Standard Chartered, the British bank, stands accused of having run a major operation to facilitate money transfers in and out of Iran, in violation of American sanctions against the company. The amount of money it is thought moved totals $250bn, and would have earned Standard Chartered millions in fees.
The New York department of financial services said in a statement that:
Motivated by greed, [Standard Chartered] acted for at least ten years without any regard for the legal, reputational, and national security consequences of its flagrantly deceptive actions.
The full complaint claims jaw-dropping levels of arrogance on the part of the bank. When London was informed of concerns by the head of American operations that US law was being systematically broken, the group director replied:
You f—ing Americans. Who are you to tell us, the rest of the world, that we’re not going to deal with Iranians?
In order to facilitate the trades without being found out, the banks employees had to strip the information that the trades were coming from Iran out of the wire transfer. And when volume grew too high to manage, they automated the systems:
When SCB anticipated that its business with Iranian Clients would grow too large for SCB employees to “repair” manually the instructions for New York bound wire transfers, SCB automated the process by building an electronic repair system with “specific repair queues,” for each Iranian Client.

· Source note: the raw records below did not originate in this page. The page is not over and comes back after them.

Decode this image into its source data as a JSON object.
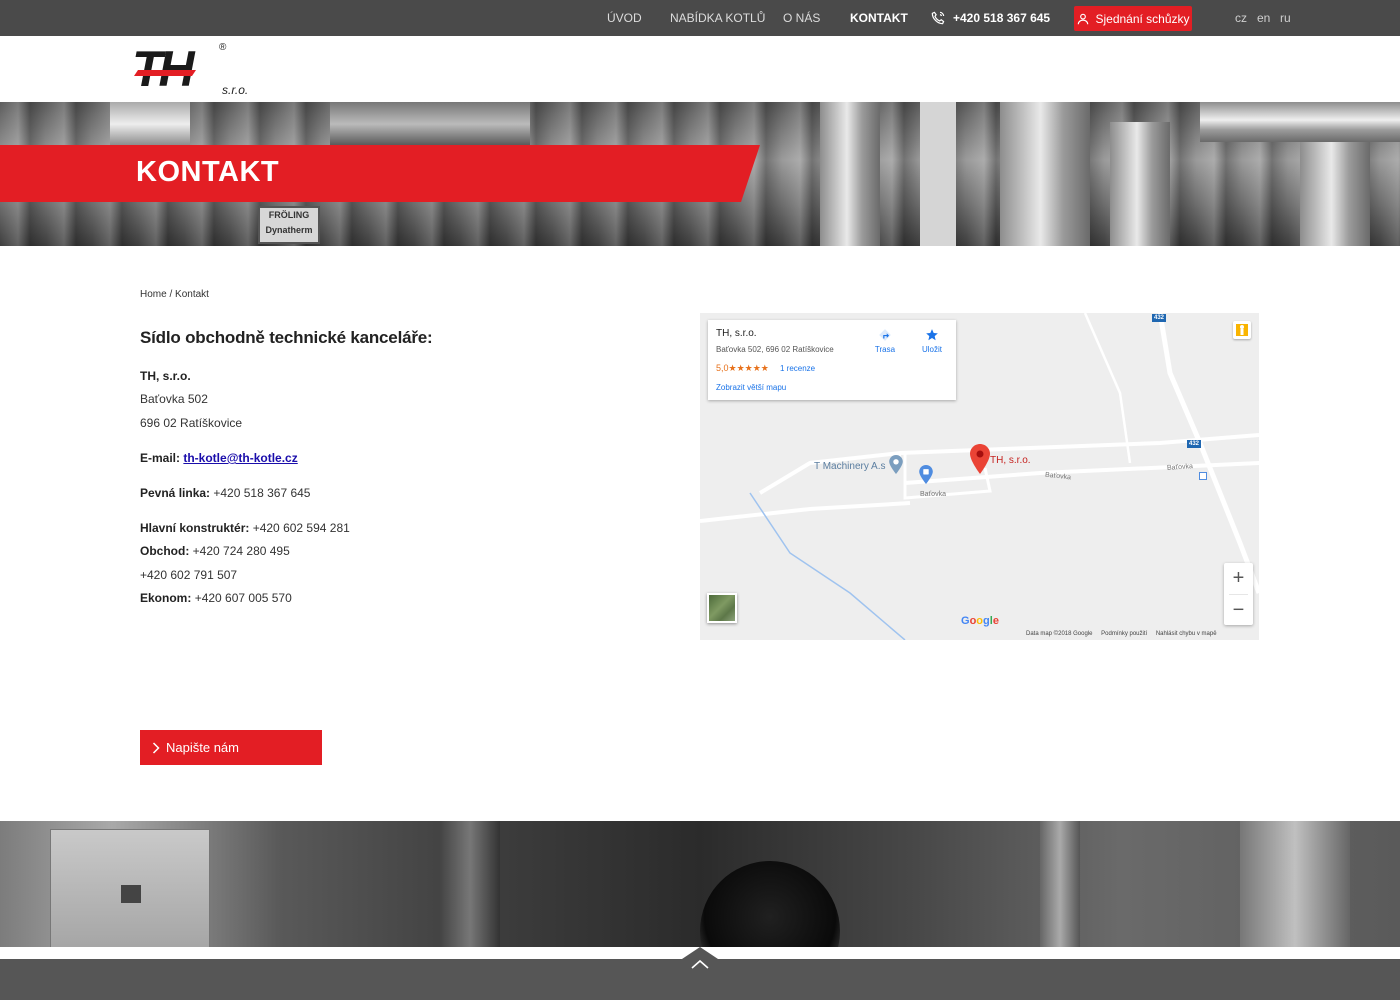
{
  "nav": {
    "items": [
      {
        "label": "ÚVOD",
        "active": false
      },
      {
        "label": "NABÍDKA KOTLŮ",
        "active": false
      },
      {
        "label": "O NÁS",
        "active": false
      },
      {
        "label": "KONTAKT",
        "active": true
      }
    ],
    "phone": "+420 518 367 645",
    "cta": "Sjednání schůzky",
    "languages": [
      "cz",
      "en",
      "ru"
    ]
  },
  "logo": {
    "mark": "TH",
    "suffix": "s.r.o.",
    "registered": "®"
  },
  "hero": {
    "title": "KONTAKT",
    "sign_line1": "FRÖLING",
    "sign_line2": "Dynatherm"
  },
  "breadcrumb": {
    "home": "Home",
    "separator": " / ",
    "current": "Kontakt"
  },
  "contact": {
    "heading": "Sídlo obchodně technické kanceláře:",
    "company": "TH, s.r.o.",
    "street": "Baťovka 502",
    "city": "696 02 Ratíškovice",
    "email_label": "E-mail:",
    "email": "th-kotle@th-kotle.cz",
    "landline_label": "Pevná linka:",
    "landline": "+420 518 367 645",
    "designer_label": "Hlavní konstruktér:",
    "designer": "+420 602 594 281",
    "sales_label": "Obchod:",
    "sales": "+420 724 280 495",
    "sales2": "+420 602 791 507",
    "economist_label": "Ekonom:",
    "economist": "+420 607 005 570"
  },
  "write_button": "Napište nám",
  "map": {
    "card_name": "TH, s.r.o.",
    "card_address": "Baťovka 502, 696 02 Ratíškovice",
    "rating": "5,0",
    "stars": "★★★★★",
    "reviews": "1 recenze",
    "bigger_map": "Zobrazit větší mapu",
    "route": "Trasa",
    "save": "Uložit",
    "pin_main": "TH, s.r.o.",
    "pin_other": "T Machinery A.s",
    "road_1": "Baťovka",
    "road_2": "Baťovka",
    "road_3": "Baťovka",
    "shield_1": "432",
    "shield_2": "432",
    "zoom_in": "+",
    "zoom_out": "−",
    "google": "Google",
    "footer_data": "Data map ©2018 Google",
    "footer_terms": "Podmínky použití",
    "footer_report": "Nahlásit chybu v mapě"
  },
  "colors": {
    "accent": "#e31e24",
    "topbar": "#4a4a4a",
    "footer": "#565656",
    "link": "#1a0dab"
  },
  "icons": [
    "phone-icon",
    "user-icon",
    "chevron-right-icon",
    "chevron-up-icon",
    "directions-icon",
    "star-icon",
    "pegman-icon",
    "map-pin-icon"
  ]
}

Once the bank realised that the heat was on, it started getting even more tricksy. It asked its auditor, Deloitte, to delete any mention of the activities from its report:
Having improperly gleaned insights into the regulators’ concerns and strategies for investigating U-Turn-related misconduct, SCB asked D&T to delete from its draft “independent” report any reference to certain types of payments that could ultimately reveal SCB’s Iranian U-Turn practices. In an email discussing D&T’s draft, a D&T partner admitted that “we agreed” to SCB’s request because “this is too much and too politically sensitive for both SCB and Deloitte. That is why I drafted the watered-down version.”

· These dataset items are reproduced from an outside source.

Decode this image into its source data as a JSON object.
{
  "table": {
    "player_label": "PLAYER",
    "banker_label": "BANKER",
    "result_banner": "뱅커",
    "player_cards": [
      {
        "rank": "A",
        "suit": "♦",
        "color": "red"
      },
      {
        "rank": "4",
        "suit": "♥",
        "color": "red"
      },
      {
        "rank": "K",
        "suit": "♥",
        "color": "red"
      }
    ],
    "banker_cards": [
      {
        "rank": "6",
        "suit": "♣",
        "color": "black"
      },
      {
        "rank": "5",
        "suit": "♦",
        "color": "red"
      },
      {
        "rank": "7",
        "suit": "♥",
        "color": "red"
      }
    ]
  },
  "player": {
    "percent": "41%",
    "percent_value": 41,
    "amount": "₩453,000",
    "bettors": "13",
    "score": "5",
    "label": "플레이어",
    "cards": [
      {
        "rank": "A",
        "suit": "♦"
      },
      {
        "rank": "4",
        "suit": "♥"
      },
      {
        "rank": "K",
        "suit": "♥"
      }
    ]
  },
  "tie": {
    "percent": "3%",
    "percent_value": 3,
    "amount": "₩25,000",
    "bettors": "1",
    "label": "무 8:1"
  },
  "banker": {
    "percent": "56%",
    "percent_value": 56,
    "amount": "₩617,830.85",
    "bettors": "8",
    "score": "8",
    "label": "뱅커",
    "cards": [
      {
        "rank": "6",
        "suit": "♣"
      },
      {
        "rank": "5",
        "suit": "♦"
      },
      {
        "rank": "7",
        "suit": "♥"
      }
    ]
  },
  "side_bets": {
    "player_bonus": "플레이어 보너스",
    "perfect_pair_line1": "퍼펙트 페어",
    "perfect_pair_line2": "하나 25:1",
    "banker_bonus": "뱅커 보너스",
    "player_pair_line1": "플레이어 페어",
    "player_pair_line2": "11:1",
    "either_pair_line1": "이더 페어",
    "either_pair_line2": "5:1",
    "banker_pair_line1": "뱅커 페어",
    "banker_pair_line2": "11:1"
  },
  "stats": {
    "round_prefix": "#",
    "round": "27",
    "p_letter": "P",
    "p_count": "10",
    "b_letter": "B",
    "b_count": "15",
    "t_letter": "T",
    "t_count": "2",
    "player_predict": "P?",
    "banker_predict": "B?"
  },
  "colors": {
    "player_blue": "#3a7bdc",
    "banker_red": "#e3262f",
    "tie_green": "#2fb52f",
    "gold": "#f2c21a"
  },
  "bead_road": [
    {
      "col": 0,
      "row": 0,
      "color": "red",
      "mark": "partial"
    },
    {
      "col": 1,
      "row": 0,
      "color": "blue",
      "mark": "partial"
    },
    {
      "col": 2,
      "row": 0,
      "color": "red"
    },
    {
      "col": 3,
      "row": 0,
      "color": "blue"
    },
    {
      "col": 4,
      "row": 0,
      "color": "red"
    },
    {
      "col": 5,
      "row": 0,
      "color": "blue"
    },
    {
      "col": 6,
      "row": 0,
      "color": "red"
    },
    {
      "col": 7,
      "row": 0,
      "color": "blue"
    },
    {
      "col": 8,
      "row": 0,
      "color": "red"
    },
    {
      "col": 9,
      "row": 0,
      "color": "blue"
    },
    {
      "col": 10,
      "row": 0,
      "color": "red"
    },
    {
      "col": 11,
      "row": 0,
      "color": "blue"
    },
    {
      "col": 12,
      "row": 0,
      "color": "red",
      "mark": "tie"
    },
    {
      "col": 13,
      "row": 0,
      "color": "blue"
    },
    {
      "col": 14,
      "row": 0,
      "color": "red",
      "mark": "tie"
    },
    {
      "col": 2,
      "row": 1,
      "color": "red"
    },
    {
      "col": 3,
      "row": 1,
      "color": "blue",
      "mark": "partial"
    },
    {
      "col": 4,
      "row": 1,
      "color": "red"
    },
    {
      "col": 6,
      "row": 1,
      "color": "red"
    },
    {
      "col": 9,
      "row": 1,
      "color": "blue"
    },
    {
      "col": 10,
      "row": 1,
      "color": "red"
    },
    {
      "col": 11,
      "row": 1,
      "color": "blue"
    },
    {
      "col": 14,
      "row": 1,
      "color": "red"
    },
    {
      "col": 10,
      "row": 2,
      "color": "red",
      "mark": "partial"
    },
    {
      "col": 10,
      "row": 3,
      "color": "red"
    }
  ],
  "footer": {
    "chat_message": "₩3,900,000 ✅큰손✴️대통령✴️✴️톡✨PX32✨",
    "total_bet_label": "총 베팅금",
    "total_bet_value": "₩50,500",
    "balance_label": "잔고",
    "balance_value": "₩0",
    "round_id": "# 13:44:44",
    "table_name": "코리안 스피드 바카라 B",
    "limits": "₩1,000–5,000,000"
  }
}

And eventually even moved their compliance department to India to forestall the regulators:
Outsourcing of the entire OFAC compliance process for the New York branch to Chennai, India, with no evidence of any oversight or communication between the Chennai and the New York offices.

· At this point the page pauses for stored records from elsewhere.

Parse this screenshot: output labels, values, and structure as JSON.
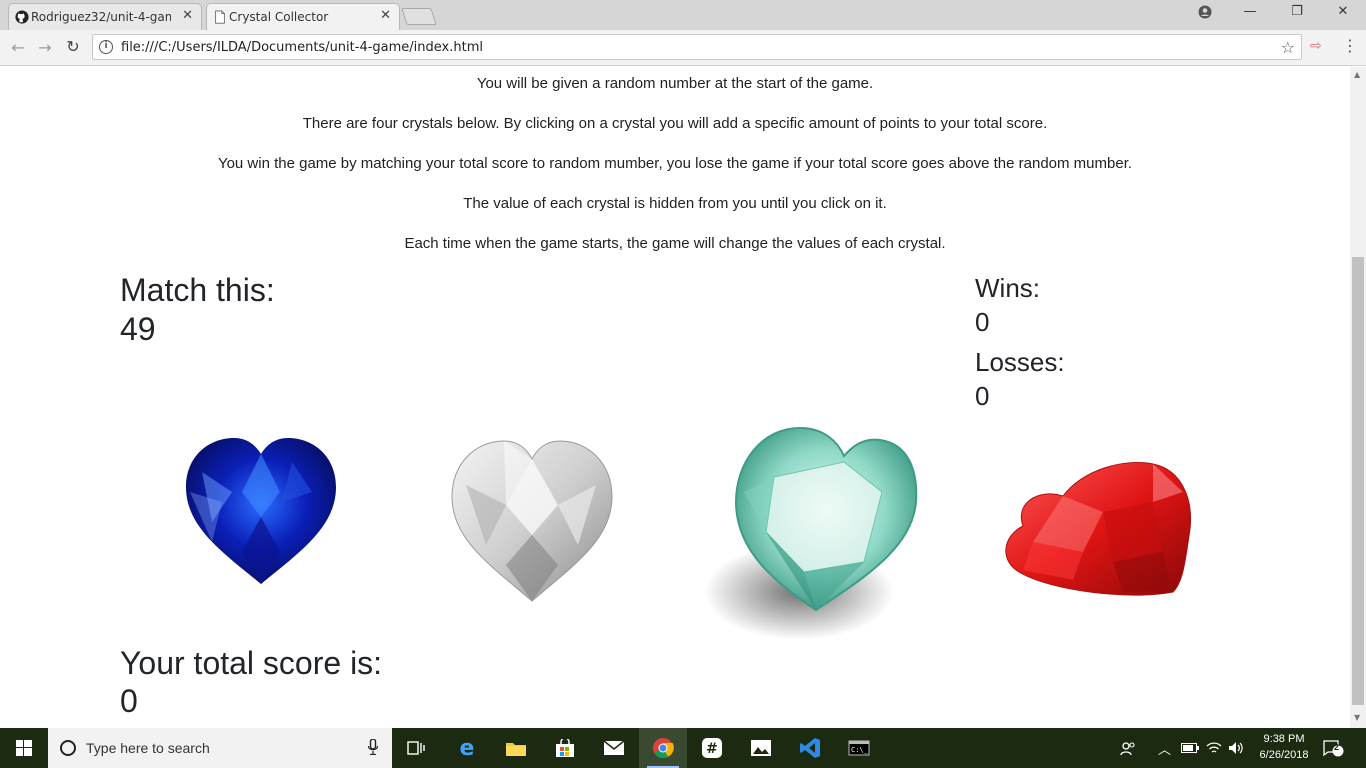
{
  "browser": {
    "tabs": [
      {
        "label": "Rodriguez32/unit-4-gam",
        "icon": "github-icon",
        "active": false
      },
      {
        "label": "Crystal Collector",
        "icon": "page-icon",
        "active": true
      }
    ],
    "url": "file:///C:/Users/ILDA/Documents/unit-4-game/index.html"
  },
  "page": {
    "instructions": [
      "You will be given a random number at the start of the game.",
      "There are four crystals below. By clicking on a crystal you will add a specific amount of points to your total score.",
      "You win the game by matching your total score to random mumber, you lose the game if your total score goes above the random mumber.",
      "The value of each crystal is hidden from you until you click on it.",
      "Each time when the game starts, the game will change the values of each crystal."
    ],
    "match_label": "Match this:",
    "match_value": "49",
    "wins_label": "Wins:",
    "wins_value": "0",
    "losses_label": "Losses:",
    "losses_value": "0",
    "total_label": "Your total score is:",
    "total_value": "0",
    "crystals": [
      {
        "name": "blue-heart-crystal",
        "color": "#0a1aa8"
      },
      {
        "name": "clear-heart-crystal",
        "color": "#d8d8d8"
      },
      {
        "name": "aqua-heart-crystal",
        "color": "#6fc9b4"
      },
      {
        "name": "red-heart-crystal",
        "color": "#d81818"
      }
    ]
  },
  "taskbar": {
    "search_placeholder": "Type here to search",
    "time": "9:38 PM",
    "date": "6/26/2018",
    "notifications": "2"
  }
}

What’s really scary is that even the “good guys” – the people at Standard Chartered who were raising questions – reveal breathtaking attitudes towards breach of law. The head of American operations, who first told London of his concerns, is quoted as writing:
Firstly, we believe [the Iranian business] needs urgent reviewing at the Group level to evaluate if its returns and strategic benefits are . . . still commensurate with the potential to cause very serious or even catastrophic reputational damage to the Group. Secondly, there is equally importantly potential of risk of subjecting management in US and London (e.g. you and I) and elsewhere to personal reputational damages and/or serious criminal liability.
Reread that first point. He is not saying “we have broken the law, and need to stop”, but instead “we have broken the law, and need to review its returns and strategic benefits to make sure it’s worth doing”. That is evidence of internalised corruption to a worrying degree.
The bank itself rejects “the position and portrayal of facts made by the New York State Department of Financial Services”, according to its statement. Its major position is that the vast majority of its transactions to Iran were legal, and the the DFS has misinterpreted a point of law. It claims just $14m worth of transactions broke the regulations, and that it brought those to the regulator’s attention as soon as it knew.
Standard Chartered had been one of the banks which made it through the crisis relatively unchanged. That looks set to change now.